Такая популярность и определяет использование булгаковского текста в учебном процессе. Результатом этого становится и совершенствование языковых компетенций учащихся, и формирование представления об уникальном стиле писателя, его индивидуальности. Более глубокое проникновение в булгаковский текст позволяет открыть в писателе те горизонты, которые оказываются скрытыми от читателя поверхностного, не замечающего, как правило, ни особенностей представления писателя о мире, ни значительности его мысли, ни совершенства ее воплощения, проявляющихся в первую очередь через слово.

Булгаков предлагает достаточно широкий диапазон текстов, которые могут использоваться при изучении различных стилей и функционально-смысловых типов речи, их взаимопроникновения и взаимодействия. Помимо художественных произведений, можно задействовать в работе письма литератора, его публицистику, оценить мастерство Булгакова-инсценировщика.

Багаж булгаковского наследия настолько велик, что, даже выбрав из него несколько, на наш взгляд, могущих быть удачно использованными произведений, прежде всего, конечно, Мастера и Маргариту, а также Белую гвардию, мы будем вынуждены ограничиться лишь небольшими отрывками из названных сочинений, в то время как любая их страница способна стать благодатным исследовательским полем.

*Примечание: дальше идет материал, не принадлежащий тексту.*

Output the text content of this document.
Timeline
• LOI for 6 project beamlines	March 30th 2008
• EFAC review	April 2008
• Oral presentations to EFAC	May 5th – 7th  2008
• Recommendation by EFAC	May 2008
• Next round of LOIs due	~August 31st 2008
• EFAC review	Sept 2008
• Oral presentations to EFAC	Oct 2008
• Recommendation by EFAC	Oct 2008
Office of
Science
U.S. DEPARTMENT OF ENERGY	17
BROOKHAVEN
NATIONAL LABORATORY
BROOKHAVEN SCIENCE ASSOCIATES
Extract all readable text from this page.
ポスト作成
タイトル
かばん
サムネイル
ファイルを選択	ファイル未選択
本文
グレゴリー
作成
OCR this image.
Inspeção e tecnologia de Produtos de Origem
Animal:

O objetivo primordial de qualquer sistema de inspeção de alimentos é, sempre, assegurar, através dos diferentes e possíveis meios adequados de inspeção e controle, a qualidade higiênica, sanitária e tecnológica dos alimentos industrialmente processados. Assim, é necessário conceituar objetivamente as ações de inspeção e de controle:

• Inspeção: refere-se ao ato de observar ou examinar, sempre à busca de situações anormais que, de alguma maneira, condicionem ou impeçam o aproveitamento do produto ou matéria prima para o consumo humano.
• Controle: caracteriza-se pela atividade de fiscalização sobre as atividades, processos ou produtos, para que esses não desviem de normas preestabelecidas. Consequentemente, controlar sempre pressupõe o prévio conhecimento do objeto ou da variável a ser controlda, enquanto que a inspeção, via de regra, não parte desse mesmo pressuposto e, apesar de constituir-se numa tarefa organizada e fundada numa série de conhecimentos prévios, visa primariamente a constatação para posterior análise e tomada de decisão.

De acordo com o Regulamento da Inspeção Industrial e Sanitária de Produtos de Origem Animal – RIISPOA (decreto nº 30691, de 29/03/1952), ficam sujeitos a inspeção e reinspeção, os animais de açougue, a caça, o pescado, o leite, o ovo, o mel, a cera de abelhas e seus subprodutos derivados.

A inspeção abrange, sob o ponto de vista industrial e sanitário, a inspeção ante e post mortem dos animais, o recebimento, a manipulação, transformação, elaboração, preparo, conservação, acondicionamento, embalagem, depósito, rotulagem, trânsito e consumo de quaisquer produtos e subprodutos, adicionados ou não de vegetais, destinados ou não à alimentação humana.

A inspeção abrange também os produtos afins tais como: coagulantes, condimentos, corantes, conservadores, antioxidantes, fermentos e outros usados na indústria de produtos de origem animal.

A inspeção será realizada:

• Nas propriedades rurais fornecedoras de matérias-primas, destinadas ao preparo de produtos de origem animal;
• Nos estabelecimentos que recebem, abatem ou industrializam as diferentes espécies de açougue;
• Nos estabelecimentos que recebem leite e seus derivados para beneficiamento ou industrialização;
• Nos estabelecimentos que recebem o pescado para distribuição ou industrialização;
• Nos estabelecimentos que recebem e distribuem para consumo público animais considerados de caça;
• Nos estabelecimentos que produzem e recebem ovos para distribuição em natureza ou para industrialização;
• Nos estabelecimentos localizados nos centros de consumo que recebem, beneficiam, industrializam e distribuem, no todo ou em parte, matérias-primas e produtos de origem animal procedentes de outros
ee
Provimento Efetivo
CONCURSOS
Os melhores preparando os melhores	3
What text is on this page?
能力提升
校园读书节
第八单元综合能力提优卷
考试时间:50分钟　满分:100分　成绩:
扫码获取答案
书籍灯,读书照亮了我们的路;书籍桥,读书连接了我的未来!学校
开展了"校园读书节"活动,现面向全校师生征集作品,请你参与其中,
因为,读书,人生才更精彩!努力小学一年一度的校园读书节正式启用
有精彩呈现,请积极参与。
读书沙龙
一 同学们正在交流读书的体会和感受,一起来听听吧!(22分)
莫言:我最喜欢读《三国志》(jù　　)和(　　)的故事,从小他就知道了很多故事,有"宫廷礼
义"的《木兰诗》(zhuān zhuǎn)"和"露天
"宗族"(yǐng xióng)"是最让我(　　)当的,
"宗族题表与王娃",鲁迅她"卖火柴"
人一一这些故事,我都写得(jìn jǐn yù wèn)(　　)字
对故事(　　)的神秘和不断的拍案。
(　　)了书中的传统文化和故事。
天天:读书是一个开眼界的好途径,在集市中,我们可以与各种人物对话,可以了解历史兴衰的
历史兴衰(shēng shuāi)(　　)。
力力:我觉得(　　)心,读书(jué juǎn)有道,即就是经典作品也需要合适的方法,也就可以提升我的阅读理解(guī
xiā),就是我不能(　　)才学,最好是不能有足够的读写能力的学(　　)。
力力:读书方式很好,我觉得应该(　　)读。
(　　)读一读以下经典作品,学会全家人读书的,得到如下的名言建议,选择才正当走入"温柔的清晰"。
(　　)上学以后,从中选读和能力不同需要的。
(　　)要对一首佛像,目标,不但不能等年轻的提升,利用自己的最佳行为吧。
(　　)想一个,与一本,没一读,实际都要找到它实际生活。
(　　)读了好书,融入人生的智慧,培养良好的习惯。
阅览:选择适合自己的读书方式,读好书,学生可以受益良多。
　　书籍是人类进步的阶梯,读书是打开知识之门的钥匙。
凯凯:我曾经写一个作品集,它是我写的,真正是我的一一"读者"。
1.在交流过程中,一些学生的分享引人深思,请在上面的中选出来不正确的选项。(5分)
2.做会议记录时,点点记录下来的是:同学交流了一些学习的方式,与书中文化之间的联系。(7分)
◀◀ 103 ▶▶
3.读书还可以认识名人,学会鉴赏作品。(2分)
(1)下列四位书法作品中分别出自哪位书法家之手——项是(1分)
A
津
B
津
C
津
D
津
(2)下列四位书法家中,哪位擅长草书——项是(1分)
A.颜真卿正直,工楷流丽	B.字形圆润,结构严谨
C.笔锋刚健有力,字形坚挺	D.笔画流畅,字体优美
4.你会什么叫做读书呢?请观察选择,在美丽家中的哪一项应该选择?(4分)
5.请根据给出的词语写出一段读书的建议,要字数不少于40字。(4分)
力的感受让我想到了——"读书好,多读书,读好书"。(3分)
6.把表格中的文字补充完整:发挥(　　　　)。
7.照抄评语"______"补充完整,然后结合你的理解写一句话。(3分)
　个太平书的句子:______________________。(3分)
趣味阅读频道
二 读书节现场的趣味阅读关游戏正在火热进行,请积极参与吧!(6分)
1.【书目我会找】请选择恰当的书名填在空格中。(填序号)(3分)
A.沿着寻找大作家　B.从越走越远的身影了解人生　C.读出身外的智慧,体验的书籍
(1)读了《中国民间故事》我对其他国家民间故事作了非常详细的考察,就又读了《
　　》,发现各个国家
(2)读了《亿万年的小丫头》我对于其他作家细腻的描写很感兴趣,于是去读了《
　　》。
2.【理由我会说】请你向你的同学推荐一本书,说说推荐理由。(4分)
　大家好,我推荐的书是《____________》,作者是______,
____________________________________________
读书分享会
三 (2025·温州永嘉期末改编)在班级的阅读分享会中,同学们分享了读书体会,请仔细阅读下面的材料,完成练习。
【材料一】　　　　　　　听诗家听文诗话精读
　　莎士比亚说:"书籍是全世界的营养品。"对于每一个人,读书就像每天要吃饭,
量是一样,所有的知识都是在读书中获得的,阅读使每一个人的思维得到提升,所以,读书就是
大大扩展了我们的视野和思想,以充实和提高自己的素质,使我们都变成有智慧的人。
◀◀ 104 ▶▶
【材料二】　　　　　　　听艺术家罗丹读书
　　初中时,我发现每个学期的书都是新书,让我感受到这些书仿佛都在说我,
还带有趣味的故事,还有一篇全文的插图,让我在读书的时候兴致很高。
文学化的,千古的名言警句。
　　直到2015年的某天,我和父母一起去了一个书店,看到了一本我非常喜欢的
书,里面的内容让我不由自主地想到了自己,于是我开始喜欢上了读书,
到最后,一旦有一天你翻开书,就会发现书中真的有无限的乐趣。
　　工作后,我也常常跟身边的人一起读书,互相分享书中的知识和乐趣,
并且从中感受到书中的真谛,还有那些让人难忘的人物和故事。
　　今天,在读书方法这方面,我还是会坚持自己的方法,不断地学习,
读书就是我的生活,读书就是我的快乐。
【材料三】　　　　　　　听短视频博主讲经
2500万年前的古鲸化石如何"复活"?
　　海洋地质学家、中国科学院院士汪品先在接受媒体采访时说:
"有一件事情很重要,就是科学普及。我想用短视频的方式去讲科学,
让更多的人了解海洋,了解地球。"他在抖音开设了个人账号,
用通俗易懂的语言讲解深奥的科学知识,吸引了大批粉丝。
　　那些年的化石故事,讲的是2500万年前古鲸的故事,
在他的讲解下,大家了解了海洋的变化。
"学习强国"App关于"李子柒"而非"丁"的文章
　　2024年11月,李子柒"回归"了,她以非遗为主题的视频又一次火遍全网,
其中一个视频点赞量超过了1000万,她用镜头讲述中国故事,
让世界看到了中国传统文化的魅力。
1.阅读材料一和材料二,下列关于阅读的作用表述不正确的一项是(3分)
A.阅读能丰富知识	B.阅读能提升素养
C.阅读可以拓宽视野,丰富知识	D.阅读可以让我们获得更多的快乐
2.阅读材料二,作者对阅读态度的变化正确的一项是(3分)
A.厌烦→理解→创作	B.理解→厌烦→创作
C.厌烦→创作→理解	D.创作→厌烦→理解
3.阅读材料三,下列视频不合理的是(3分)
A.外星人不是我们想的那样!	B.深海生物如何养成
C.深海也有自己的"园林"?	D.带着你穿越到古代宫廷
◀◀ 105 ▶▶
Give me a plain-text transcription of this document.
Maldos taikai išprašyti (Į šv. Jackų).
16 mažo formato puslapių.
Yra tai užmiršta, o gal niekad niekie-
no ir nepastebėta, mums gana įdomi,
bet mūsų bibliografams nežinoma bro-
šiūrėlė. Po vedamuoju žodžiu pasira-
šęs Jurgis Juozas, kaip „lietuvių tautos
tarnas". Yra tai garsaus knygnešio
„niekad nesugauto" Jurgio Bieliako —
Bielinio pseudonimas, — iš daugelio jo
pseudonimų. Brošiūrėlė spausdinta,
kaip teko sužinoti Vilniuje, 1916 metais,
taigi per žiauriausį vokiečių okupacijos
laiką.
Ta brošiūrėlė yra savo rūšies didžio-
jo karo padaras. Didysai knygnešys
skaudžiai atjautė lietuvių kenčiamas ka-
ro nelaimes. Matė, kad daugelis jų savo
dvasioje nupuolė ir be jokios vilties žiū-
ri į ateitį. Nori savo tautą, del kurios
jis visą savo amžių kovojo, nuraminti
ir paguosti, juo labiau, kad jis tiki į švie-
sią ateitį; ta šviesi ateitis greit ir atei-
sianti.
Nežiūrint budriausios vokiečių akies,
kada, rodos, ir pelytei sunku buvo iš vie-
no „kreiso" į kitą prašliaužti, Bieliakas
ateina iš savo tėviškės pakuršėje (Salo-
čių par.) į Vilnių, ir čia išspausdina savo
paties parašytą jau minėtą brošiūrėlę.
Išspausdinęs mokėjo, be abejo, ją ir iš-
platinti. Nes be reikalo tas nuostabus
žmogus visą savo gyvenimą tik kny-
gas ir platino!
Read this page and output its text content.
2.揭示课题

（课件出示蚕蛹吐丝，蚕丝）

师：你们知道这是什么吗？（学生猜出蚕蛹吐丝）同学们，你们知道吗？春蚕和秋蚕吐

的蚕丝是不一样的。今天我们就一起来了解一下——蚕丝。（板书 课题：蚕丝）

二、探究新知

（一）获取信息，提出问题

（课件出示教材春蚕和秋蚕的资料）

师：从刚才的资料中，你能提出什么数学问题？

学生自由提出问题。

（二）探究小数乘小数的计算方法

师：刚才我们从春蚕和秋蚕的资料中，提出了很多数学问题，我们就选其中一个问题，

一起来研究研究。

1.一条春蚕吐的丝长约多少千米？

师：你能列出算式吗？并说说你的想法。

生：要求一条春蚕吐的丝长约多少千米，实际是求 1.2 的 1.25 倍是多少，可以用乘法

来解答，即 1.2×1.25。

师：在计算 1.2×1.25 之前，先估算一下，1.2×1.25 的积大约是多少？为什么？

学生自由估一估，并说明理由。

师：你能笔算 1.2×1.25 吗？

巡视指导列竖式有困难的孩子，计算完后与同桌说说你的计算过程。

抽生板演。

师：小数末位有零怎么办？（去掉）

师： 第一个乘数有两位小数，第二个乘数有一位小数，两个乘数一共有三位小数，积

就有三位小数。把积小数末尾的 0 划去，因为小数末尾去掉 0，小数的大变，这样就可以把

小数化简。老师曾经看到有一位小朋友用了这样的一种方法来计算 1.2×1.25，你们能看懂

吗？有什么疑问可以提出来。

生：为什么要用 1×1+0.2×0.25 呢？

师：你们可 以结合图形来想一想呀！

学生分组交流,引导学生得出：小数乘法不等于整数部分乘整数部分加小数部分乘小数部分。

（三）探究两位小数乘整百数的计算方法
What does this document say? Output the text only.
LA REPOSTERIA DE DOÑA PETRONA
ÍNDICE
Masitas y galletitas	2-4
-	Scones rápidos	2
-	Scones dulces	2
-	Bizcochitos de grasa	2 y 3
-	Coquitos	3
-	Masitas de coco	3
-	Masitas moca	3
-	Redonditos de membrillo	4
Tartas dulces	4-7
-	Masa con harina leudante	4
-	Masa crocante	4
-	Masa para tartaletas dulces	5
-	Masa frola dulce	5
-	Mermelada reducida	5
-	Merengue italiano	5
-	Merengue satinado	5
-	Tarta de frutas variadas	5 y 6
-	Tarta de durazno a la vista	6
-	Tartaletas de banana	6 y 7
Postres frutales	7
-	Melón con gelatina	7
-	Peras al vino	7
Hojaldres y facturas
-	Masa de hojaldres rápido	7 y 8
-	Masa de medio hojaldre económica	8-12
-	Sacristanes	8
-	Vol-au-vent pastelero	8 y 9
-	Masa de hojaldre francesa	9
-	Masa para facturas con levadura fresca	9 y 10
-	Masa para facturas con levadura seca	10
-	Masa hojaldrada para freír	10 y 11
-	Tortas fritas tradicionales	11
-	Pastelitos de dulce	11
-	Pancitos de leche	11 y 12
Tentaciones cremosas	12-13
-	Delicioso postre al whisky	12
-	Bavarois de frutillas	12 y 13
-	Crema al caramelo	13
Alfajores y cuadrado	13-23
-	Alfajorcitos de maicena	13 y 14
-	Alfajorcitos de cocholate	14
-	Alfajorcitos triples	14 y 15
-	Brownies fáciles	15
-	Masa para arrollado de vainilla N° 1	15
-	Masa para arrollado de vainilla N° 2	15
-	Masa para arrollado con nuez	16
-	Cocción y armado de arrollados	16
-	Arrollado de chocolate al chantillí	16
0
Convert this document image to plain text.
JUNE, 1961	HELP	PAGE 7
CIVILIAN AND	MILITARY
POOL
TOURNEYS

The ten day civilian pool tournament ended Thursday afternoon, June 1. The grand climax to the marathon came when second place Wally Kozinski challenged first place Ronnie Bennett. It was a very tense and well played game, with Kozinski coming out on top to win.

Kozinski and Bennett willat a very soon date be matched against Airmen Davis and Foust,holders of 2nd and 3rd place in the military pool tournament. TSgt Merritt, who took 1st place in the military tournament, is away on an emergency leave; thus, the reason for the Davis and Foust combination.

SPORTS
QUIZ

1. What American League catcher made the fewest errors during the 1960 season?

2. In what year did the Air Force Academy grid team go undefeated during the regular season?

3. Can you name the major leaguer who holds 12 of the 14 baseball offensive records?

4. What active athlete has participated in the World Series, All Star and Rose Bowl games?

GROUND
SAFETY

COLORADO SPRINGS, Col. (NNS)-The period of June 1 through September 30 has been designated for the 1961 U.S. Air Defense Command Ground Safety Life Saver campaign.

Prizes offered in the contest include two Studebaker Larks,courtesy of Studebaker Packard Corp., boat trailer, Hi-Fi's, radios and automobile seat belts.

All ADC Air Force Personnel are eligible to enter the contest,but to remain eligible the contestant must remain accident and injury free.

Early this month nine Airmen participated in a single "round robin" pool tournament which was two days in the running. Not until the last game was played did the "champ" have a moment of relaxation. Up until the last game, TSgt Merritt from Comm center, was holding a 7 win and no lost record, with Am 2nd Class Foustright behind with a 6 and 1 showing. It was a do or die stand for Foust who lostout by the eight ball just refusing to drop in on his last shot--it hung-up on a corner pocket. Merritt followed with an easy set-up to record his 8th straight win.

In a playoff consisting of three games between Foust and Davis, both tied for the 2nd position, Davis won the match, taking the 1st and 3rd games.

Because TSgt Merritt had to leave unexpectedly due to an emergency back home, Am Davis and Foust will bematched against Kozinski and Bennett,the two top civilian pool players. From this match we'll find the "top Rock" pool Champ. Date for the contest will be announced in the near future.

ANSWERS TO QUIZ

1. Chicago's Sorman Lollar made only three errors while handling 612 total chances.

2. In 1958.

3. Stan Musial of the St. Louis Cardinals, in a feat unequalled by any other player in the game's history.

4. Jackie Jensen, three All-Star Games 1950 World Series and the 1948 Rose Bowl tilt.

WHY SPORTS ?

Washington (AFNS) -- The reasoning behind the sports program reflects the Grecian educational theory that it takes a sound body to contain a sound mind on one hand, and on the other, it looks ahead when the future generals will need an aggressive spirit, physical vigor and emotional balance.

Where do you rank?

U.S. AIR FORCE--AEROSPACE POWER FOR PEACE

Материал булгаковских сочинений дает прекрасную возможность освоить лексические средства русского языка. Синонимия, в том числе контекстная, антонимия, стилистически высокая и сниженная лексика, лексическая сочетаемость и ее нарушение как стилистическое средство, окказиональное, в том числе ономастическое словообразование, фразеология, устаревшая и профессиональная лексика, использование просторечия и сленга — уже сам перечень отражает колоссальный дидактический потенциал наследия писателя. И, разумеется, освоение синтаксиса Булгакова дает широкое поле для представления о возможностях русского языка. Задания на сопоставление булгаковских текстов с отрывками из произведений других писателей, «перевод» его конструкций на «нормальный» язык и наоборот, то есть стилизация, с одной стороны, позволят подчеркнуть индивидуальность автора, с другой — получить мастер-класс.

Предлагаемый здесь материал может быть использован преподавателем при совершенствовании речевых компетенций учащихся в учреждениях с русским как родным языком обучения, полезен он будет и на продвинутом этапе освоения русского языка как иностранного. В этих случаях неформальный подход к отбору материала значительно более продуктивен, чем использование традиционных материалов, представленных в учебных пособиях.

Одним из привлекательных для читателя аспектов булгаковского повествования в Мастере и Маргарите является пронизывающая произведение ирония, иногда открытая, прямая, а иногда и завуалированная. А поскольку иронический эффект достигается с помощью различных стилистических приемов, использования тропов, фигур, разнообразных риторических оборотов, то и при анализе этого компонента осваивается значительный объем языкового материала.

Предложим учащимся проанализировать отрывки из пятой главы романа Мастер и Маргарита — Дело было в Грибоедове.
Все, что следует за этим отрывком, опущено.